Well, we have that tool today: it is a mailing list.

Also, we have a team which triages bugs on there: the developers.

Is it perfect?  No.

Do things slip through the cracks?  Sure.  Because not enough people
triage.  Not enough developers.

Would a system which tracks the things which slip through the cracks
help?  No.  A mailing list archive makes it obvious that things
slipped through the cracks, but it also makes it obvious there is one
reason only why that is the case:  THE VOLUME IS TOO HIGH.

Organization is only one piece of the puzzle.  The data won't organize
itself.  The missing piece is "Organizers", who triage.  There are no
new GROUPS of people being offered to do this work.

One person can't do it.  Yet organizing people together to help us is
hard, that's for sure.  Impossible I'd say.
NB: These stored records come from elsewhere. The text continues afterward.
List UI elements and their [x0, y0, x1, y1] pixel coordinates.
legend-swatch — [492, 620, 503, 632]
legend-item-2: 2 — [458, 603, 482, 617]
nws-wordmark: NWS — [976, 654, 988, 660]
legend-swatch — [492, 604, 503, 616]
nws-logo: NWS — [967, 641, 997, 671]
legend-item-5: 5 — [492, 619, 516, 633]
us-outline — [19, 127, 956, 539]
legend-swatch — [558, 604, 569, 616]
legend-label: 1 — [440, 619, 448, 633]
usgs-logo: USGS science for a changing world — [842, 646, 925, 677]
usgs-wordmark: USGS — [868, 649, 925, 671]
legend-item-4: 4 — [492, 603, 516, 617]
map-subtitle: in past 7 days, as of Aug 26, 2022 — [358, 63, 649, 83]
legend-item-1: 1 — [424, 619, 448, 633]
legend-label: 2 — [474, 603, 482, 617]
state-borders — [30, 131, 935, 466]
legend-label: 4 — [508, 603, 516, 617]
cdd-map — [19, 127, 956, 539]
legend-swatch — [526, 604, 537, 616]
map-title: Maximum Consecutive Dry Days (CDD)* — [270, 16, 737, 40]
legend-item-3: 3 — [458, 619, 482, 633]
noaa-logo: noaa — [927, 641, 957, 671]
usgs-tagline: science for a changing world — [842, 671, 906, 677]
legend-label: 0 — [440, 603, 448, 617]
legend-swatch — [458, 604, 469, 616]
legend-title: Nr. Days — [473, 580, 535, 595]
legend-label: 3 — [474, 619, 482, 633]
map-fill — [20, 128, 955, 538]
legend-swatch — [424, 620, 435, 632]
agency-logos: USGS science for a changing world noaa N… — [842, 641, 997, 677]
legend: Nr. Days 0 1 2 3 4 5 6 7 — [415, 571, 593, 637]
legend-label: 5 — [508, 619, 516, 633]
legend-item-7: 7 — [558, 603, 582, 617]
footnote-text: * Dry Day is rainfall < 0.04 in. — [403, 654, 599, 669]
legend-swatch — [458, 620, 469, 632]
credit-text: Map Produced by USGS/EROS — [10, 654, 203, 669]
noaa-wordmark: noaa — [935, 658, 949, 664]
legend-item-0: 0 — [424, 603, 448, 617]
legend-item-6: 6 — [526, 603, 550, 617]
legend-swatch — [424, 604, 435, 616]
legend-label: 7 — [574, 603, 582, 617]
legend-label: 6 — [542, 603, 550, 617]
Would it be awesome to have a gigantic pile of shitty things
collecting in some web gui that none of us look at?  No.  Yet that is
what other project have.

It has to be cleaned up by someone who does traige.  Some projects
have companies associated who pay people to do it.  Other projects
let it build up, and when the quality gets to messy, it gets ignored.
OpenBSD was there before: Since it was being ignored I took the approach
that helped our developers have a better experience: I deleted the bug
tracker, and our source tree was better off for it.

Creating a portal where developers can do that is a waste of time.
They won't do the triage you expect them to.

I triage bugs by hitting 'd' in my mail reader.  That includes ones
I assume someone else will look at.  It includes ones I just fixed.
It includes ones from previous releases.  It includes ones I can't
look at now because I have other things going on.

And tough shit, that's the way it is.  I have no additional cycles to
handle yet-another interface to the bug reports people submit.  None
of the developers have additional cycles.  Creating a new interface,
which will be full of crap because *noone is offering additional
triage services*, won't help.

triage/tracking is only a small piece of the process of making OpenBSD
a good operating system.

So I believe we might as well stay with what we have.

This is a volunteer open source project.  That does not mean just
anyone can walk on in and volunteer the addition of a "new process"
and expect such an addition will work within our processes.

OpenBSD as a development process works.  This thread is full of people
who assume that what they see working in other places will work here.